Rozdział 4

499 21 1
                                    

Włączam aplikację, aby zobaczyć co to za powiadomienie.  Prośba o udzielenie zgody na obserwowanie od "Em.14.Nt". Wchodzę w profil i niestety także ma profil prywatny. No nic, zaakceptuję i wyślę tę samą prośbę. Przeglądam instagrama, widząc te wszystkie fit blogerki, wzorowe mamy albo super gwiazdy. Czasem zazdroszczę im takiego życia, jakie pokazują w sieci, chociaż wiem, ze to tylko pozór. 
Odkładam telefon i postanawiam przebrać się w bardziej wygodniejsze ciuchy. Wyciągam szare dresy, a do tego białą bluzkę na ramiączkach. Jest 11:47, nie mam co ze sobą zrobić, więc chyba zacznę sprzątać. Lubię to robić, bo gdy jest czysto, czuję satysfakcję. 

Zabieram się za mycie podłogi, włączam muzykę i w rytm wycieram zabrudzone podłoże.

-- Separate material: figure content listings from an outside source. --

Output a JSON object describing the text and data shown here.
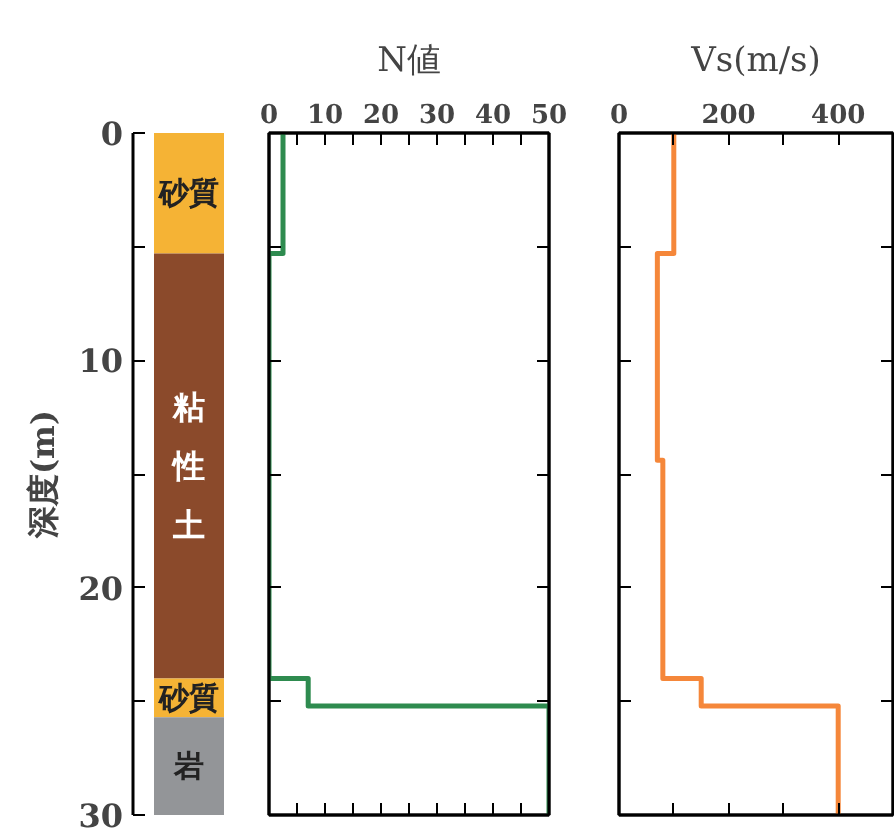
{
  "chart_data": [
    {
      "type": "bar",
      "stacked": true,
      "categories": [
        null
      ],
      "ylabel": "深度(m)",
      "ylim": [
        30,
        0
      ],
      "yticks": [
        0,
        {
          "value": 5,
          "label": null
        },
        10,
        {
          "value": 15,
          "label": null
        },
        20,
        {
          "value": 25,
          "label": null
        },
        30
      ],
      "tick_labels": "y",
      "grid": false,
      "legend": false,
      "series": [
        {
          "name": "砂質",
          "color": "#f5b335",
          "values": [
            5.3
          ]
        },
        {
          "name": "粘性土",
          "color": "#8b4a2b",
          "values": [
            18.7
          ]
        },
        {
          "name": "砂質",
          "color": "#f5b335",
          "values": [
            1.7
          ]
        },
        {
          "name": "岩",
          "color": "#939598",
          "values": [
            4.3
          ]
        }
      ]
    },
    {
      "type": "line",
      "xlabel": "N値",
      "xlim": [
        0,
        50
      ],
      "xticks": [
        0,
        {
          "value": 5,
          "label": null
        },
        10,
        {
          "value": 15,
          "label": null
        },
        20,
        {
          "value": 25,
          "label": null
        },
        30,
        {
          "value": 35,
          "label": null
        },
        40,
        {
          "value": 45,
          "label": null
        },
        50
      ],
      "ylim": [
        30,
        0
      ],
      "yticks": [
        {
          "value": 0,
          "label": null
        },
        {
          "value": 5,
          "label": null
        },
        {
          "value": 10,
          "label": null
        },
        {
          "value": 15,
          "label": null
        },
        {
          "value": 20,
          "label": null
        },
        {
          "value": 25,
          "label": null
        },
        {
          "value": 30,
          "label": null
        }
      ],
      "tick_labels": "x",
      "grid": false,
      "legend": false,
      "series": [
        {
          "color": "#2e8b4f",
          "x": [
            2.5,
            2.5,
            0,
            0,
            7,
            7,
            50,
            50
          ],
          "values": [
            0,
            5.3,
            5.3,
            24,
            24,
            25.2,
            25.2,
            30
          ]
        }
      ]
    },
    {
      "type": "line",
      "xlabel": "Vs(m/s)",
      "xlim": [
        0,
        500
      ],
      "xticks": [
        0,
        {
          "value": 100,
          "label": null
        },
        200,
        {
          "value": 300,
          "label": null
        },
        400
      ],
      "ylim": [
        30,
        0
      ],
      "yticks": [
        {
          "value": 0,
          "label": null
        },
        {
          "value": 5,
          "label": null
        },
        {
          "value": 10,
          "label": null
        },
        {
          "value": 15,
          "label": null
        },
        {
          "value": 20,
          "label": null
        },
        {
          "value": 25,
          "label": null
        },
        {
          "value": 30,
          "label": null
        }
      ],
      "tick_labels": "x",
      "grid": false,
      "legend": false,
      "series": [
        {
          "color": "#f5873a",
          "x": [
            100,
            100,
            70,
            70,
            80,
            80,
            150,
            150,
            400,
            400
          ],
          "values": [
            0,
            5.3,
            5.3,
            14.4,
            14.4,
            24,
            24,
            25.2,
            25.2,
            30
          ]
        }
      ]
    }
  ]
}
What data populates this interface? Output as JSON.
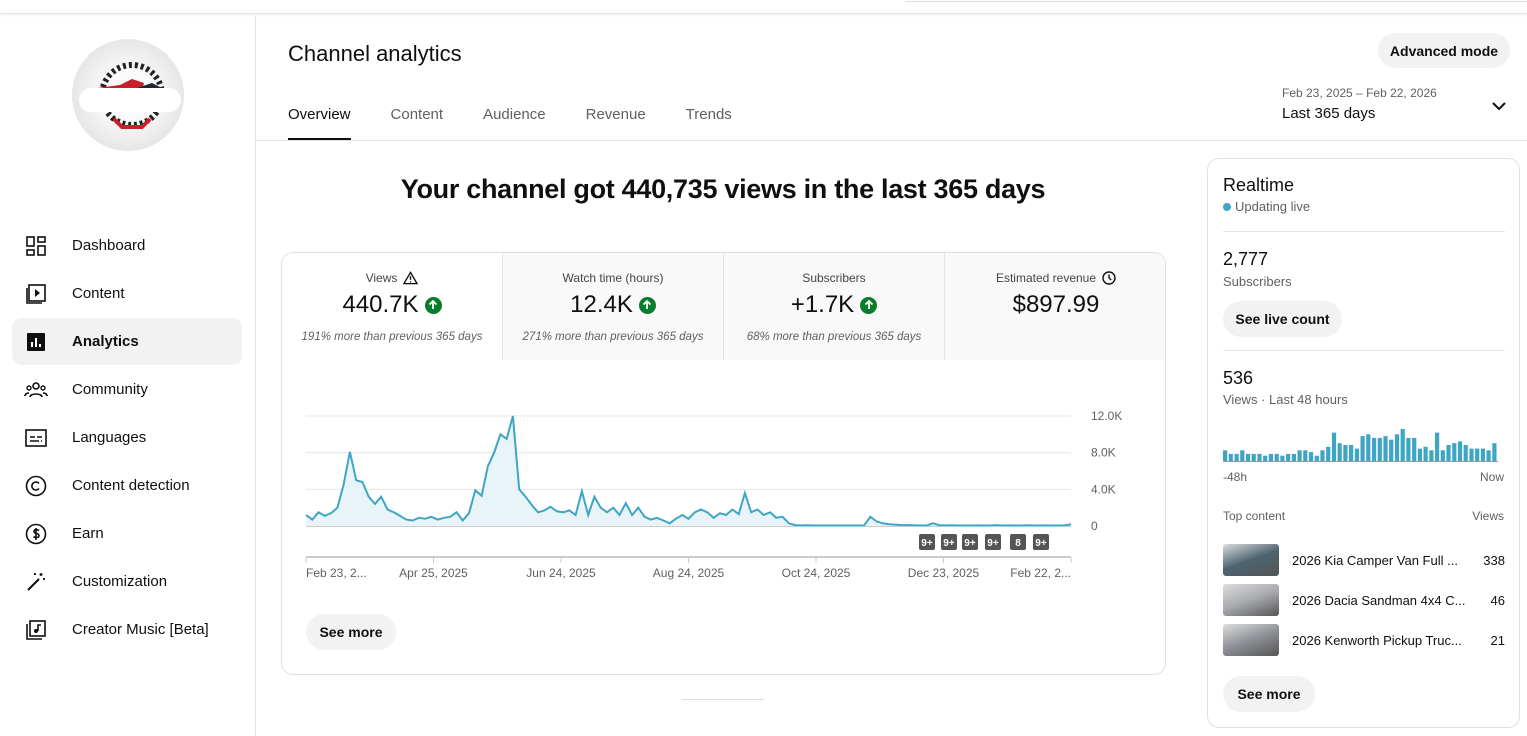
{
  "sidebar": {
    "items": [
      {
        "label": "Dashboard",
        "icon": "dashboard-icon"
      },
      {
        "label": "Content",
        "icon": "content-icon"
      },
      {
        "label": "Analytics",
        "icon": "analytics-icon",
        "active": true
      },
      {
        "label": "Community",
        "icon": "community-icon"
      },
      {
        "label": "Languages",
        "icon": "subtitles-icon"
      },
      {
        "label": "Content detection",
        "icon": "copyright-icon"
      },
      {
        "label": "Earn",
        "icon": "dollar-icon"
      },
      {
        "label": "Customization",
        "icon": "magic-wand-icon"
      },
      {
        "label": "Creator Music [Beta]",
        "icon": "music-icon"
      }
    ]
  },
  "header": {
    "title": "Channel analytics",
    "advanced_mode": "Advanced mode",
    "tabs": [
      "Overview",
      "Content",
      "Audience",
      "Revenue",
      "Trends"
    ],
    "active_tab": "Overview",
    "date_range": "Feb 23, 2025 – Feb 22, 2026",
    "period": "Last 365 days"
  },
  "headline": "Your channel got 440,735 views in the last 365 days",
  "metrics": [
    {
      "title": "Views",
      "value": "440.7K",
      "delta": "191% more than previous 365 days",
      "icon": "warning-icon",
      "trend": "up"
    },
    {
      "title": "Watch time (hours)",
      "value": "12.4K",
      "delta": "271% more than previous 365 days",
      "trend": "up"
    },
    {
      "title": "Subscribers",
      "value": "+1.7K",
      "delta": "68% more than previous 365 days",
      "trend": "up"
    },
    {
      "title": "Estimated revenue",
      "value": "$897.99",
      "icon": "clock-icon"
    }
  ],
  "chart_data": {
    "type": "area",
    "series_color": "#3ea6c4",
    "x_range": [
      "Feb 23, 2025",
      "Feb 22, 2026"
    ],
    "x_tick_labels": [
      "Feb 23, 2...",
      "Apr 25, 2025",
      "Jun 24, 2025",
      "Aug 24, 2025",
      "Oct 24, 2025",
      "Dec 23, 2025",
      "Feb 22, 2..."
    ],
    "y_tick_labels": [
      "0",
      "4.0K",
      "8.0K",
      "12.0K"
    ],
    "ylim": [
      0,
      12000
    ],
    "grid": true,
    "values": [
      1200,
      700,
      1500,
      1100,
      1400,
      2000,
      4500,
      8100,
      5000,
      4800,
      3200,
      2400,
      3200,
      1800,
      1500,
      1100,
      700,
      600,
      900,
      800,
      1000,
      700,
      900,
      1000,
      1500,
      600,
      1400,
      3900,
      3300,
      6500,
      8000,
      10000,
      9500,
      12000,
      4000,
      3200,
      2300,
      1500,
      1700,
      2100,
      1600,
      1500,
      1700,
      1200,
      3800,
      1200,
      3200,
      2000,
      1500,
      2000,
      1200,
      2500,
      1200,
      2000,
      1000,
      700,
      900,
      600,
      300,
      800,
      1200,
      800,
      1500,
      1800,
      1500,
      900,
      1400,
      1200,
      1800,
      1300,
      3600,
      1500,
      1800,
      1200,
      1500,
      900,
      1000,
      300,
      100,
      50,
      80,
      50,
      50,
      50,
      50,
      50,
      50,
      50,
      50,
      50,
      1000,
      500,
      300,
      200,
      150,
      100,
      100,
      80,
      50,
      50,
      300,
      80,
      60,
      80,
      50,
      50,
      50,
      60,
      50,
      50,
      100,
      50,
      60,
      50,
      50,
      80,
      50,
      50,
      60,
      50,
      50,
      50,
      200
    ],
    "annotations": [
      "9+",
      "9+",
      "9+",
      "9+",
      "8",
      "9+"
    ]
  },
  "see_more": "See more",
  "realtime": {
    "title": "Realtime",
    "status": "Updating live",
    "subscribers": "2,777",
    "subscribers_label": "Subscribers",
    "live_count_button": "See live count",
    "views": "536",
    "views_label": "Views · Last 48 hours",
    "bar_color": "#3ea6c4",
    "hourly_views": [
      3,
      2,
      2,
      3,
      2,
      2,
      2,
      1.5,
      2,
      2,
      1.5,
      2,
      2,
      3,
      3,
      2.5,
      1.5,
      3,
      4,
      8,
      5,
      4.5,
      4.5,
      3.5,
      7,
      7.5,
      6.5,
      6.5,
      7,
      6,
      7.5,
      9,
      6.5,
      6.5,
      3.5,
      4,
      3,
      8,
      3,
      4.5,
      5,
      5.5,
      4.5,
      3.5,
      3.5,
      3.5,
      3,
      5
    ],
    "axis_start": "-48h",
    "axis_end": "Now",
    "top_content_label": "Top content",
    "views_col_label": "Views",
    "top_content": [
      {
        "title": "2026 Kia Camper Van Full ...",
        "views": "338",
        "thumb_color": "#4c6470"
      },
      {
        "title": "2026 Dacia Sandman 4x4 C...",
        "views": "46",
        "thumb_color": "#a7a9ad"
      },
      {
        "title": "2026 Kenworth Pickup Truc...",
        "views": "21",
        "thumb_color": "#8d9095"
      }
    ],
    "see_more": "See more"
  }
}
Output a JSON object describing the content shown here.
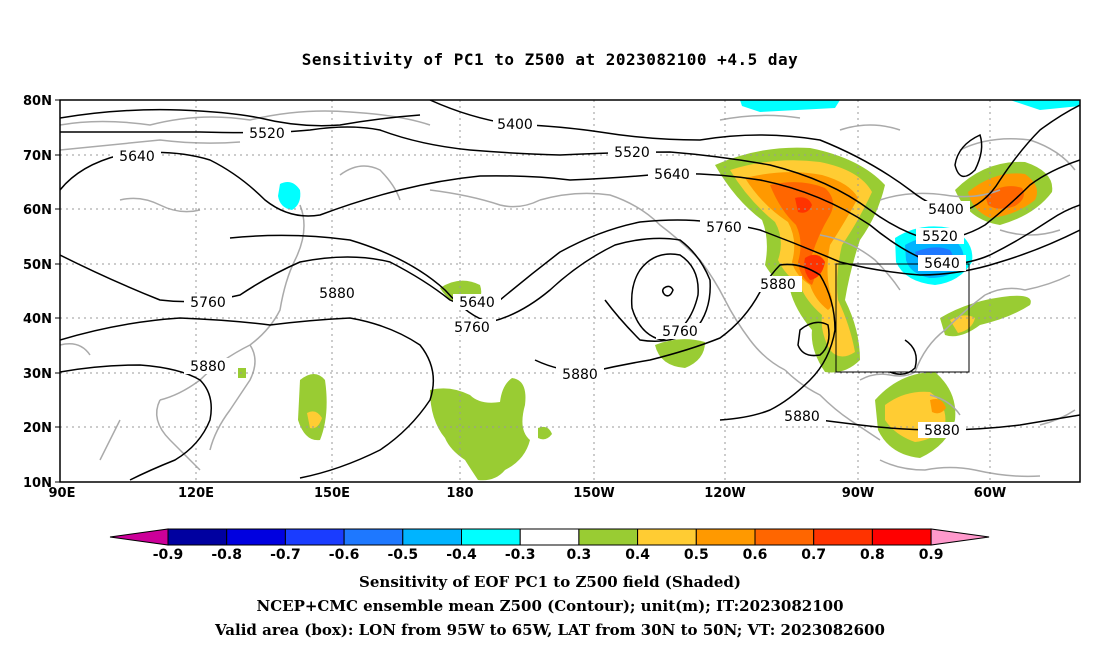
{
  "title": "Sensitivity of PC1 to Z500 at 2023082100 +4.5 day",
  "lat_ticks": [
    "80N",
    "70N",
    "60N",
    "50N",
    "40N",
    "30N",
    "20N",
    "10N"
  ],
  "lon_ticks": [
    "90E",
    "120E",
    "150E",
    "180",
    "150W",
    "120W",
    "90W",
    "60W"
  ],
  "contour_labels": {
    "c5400a": "5400",
    "c5400b": "5400",
    "c5520a": "5520",
    "c5520b": "5520",
    "c5520c": "5520",
    "c5640a": "5640",
    "c5640b": "5640",
    "c5640c": "5640",
    "c5640d": "5640",
    "c5760a": "5760",
    "c5760b": "5760",
    "c5760c": "5760",
    "c5760d": "5760",
    "c5880a": "5880",
    "c5880b": "5880",
    "c5880c": "5880",
    "c5880d": "5880",
    "c5880e": "5880",
    "c5880f": "5880"
  },
  "colorbar": {
    "labels": [
      "-0.9",
      "-0.8",
      "-0.7",
      "-0.6",
      "-0.5",
      "-0.4",
      "-0.3",
      "0.3",
      "0.4",
      "0.5",
      "0.6",
      "0.7",
      "0.8",
      "0.9"
    ],
    "colors": [
      "#0000a0",
      "#0000e0",
      "#1a3cff",
      "#1e78ff",
      "#00b4ff",
      "#00ffff",
      "#ffffff",
      "#99cc33",
      "#ffcc33",
      "#ff9900",
      "#ff6600",
      "#ff3300",
      "#ff0000"
    ],
    "low_color": "#cc0099",
    "high_color": "#ff99cc"
  },
  "captions": {
    "line1": "Sensitivity of EOF PC1 to Z500 field (Shaded)",
    "line2": "NCEP+CMC ensemble mean Z500 (Contour); unit(m); IT:2023082100",
    "line3": "Valid area (box): LON from 95W to 65W, LAT from 30N to 50N; VT: 2023082600"
  }
}
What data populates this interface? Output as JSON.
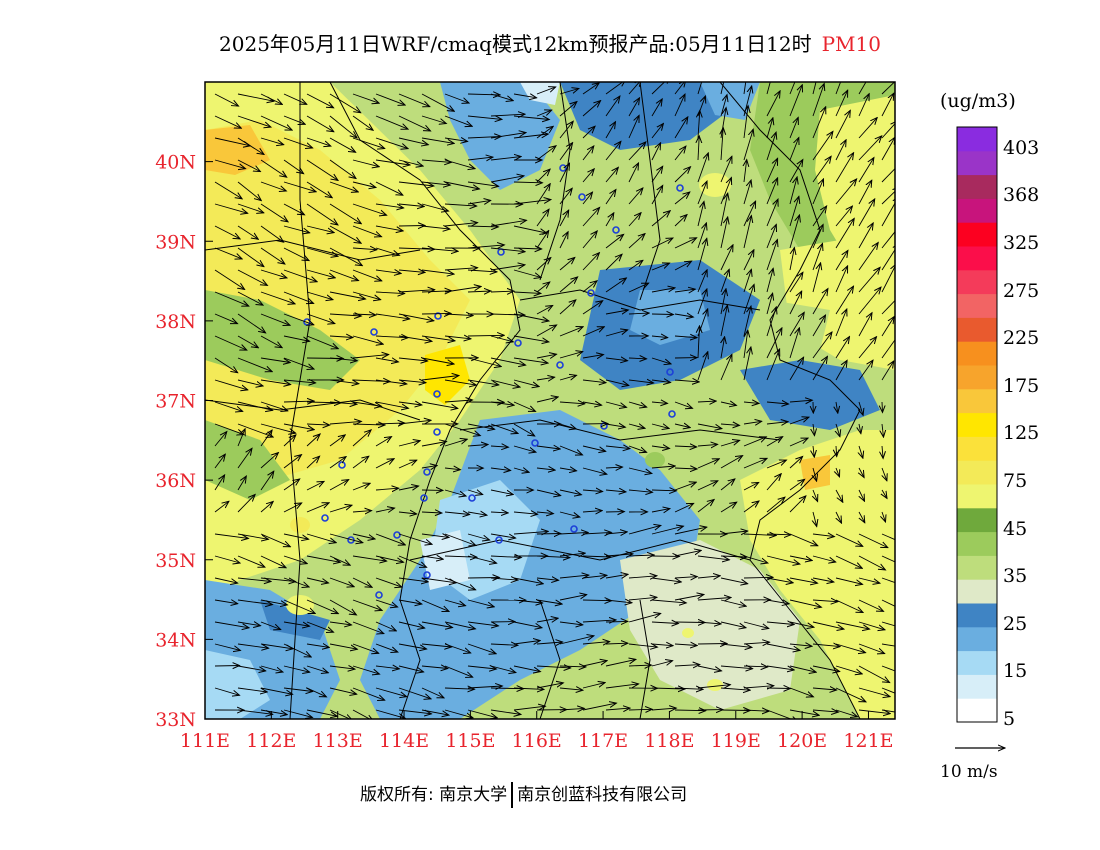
{
  "title": {
    "text": "2025年05月11日WRF/cmaq模式12km预报产品:05月11日12时",
    "pollutant": "PM10"
  },
  "map": {
    "lat_labels": [
      "40N",
      "39N",
      "38N",
      "37N",
      "36N",
      "35N",
      "34N",
      "33N"
    ],
    "lon_labels": [
      "111E",
      "112E",
      "113E",
      "114E",
      "115E",
      "116E",
      "117E",
      "118E",
      "119E",
      "120E",
      "121E"
    ],
    "lat_range": [
      33,
      41
    ],
    "lon_range": [
      111,
      121.4
    ],
    "label_color": "#e8242d"
  },
  "colorbar": {
    "units": "(ug/m3)",
    "levels": [
      "403",
      "368",
      "325",
      "275",
      "225",
      "175",
      "125",
      "75",
      "45",
      "35",
      "25",
      "15",
      "5"
    ],
    "colors": [
      "#ffffff",
      "#d7eef8",
      "#a6daf4",
      "#6aaee0",
      "#3f84c4",
      "#dfe9c8",
      "#bedd7c",
      "#9ccb5c",
      "#6fa93c",
      "#eef570",
      "#f3ea58",
      "#fbe13a",
      "#ffe600",
      "#f9c73a",
      "#f7a42c",
      "#f7901e",
      "#e95a2e",
      "#f26464",
      "#f43b5a",
      "#fb0e4a",
      "#fc0020",
      "#c8147c",
      "#a82a5e",
      "#9a34c8",
      "#8a2ce0"
    ]
  },
  "vector_ref": {
    "label": "10 m/s"
  },
  "copyright": {
    "left": "版权所有: 南京大学",
    "right": "南京创蓝科技有限公司"
  }
}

Moje myśli uciekają w zupełnie inną stronę. W stronę Emily. Cholera, zaintrygowała mnie od samego początku. Wydaje się skrytą dziewczyną, ale widać, że musiała dużo przejść. 
Chcę jej pomóc, chcę być dla niej przyjaciółką i przewodniczką w tym życiu, gdzie mamy okazję się poznać. Chcę być dla niej jak druga matka. Właśnie, nic nie wiem o tej dziewczynie. Będę musiała poznać wszystkich uczniów na jutrzejszej lekcji. Może dowiem się czegoś, co pomoże mi w dotarciu do niej. 
Kurwa Noelia ogarnij się. Masz dwadzieścia jeden osób w klasie, a nie tylko jedną. 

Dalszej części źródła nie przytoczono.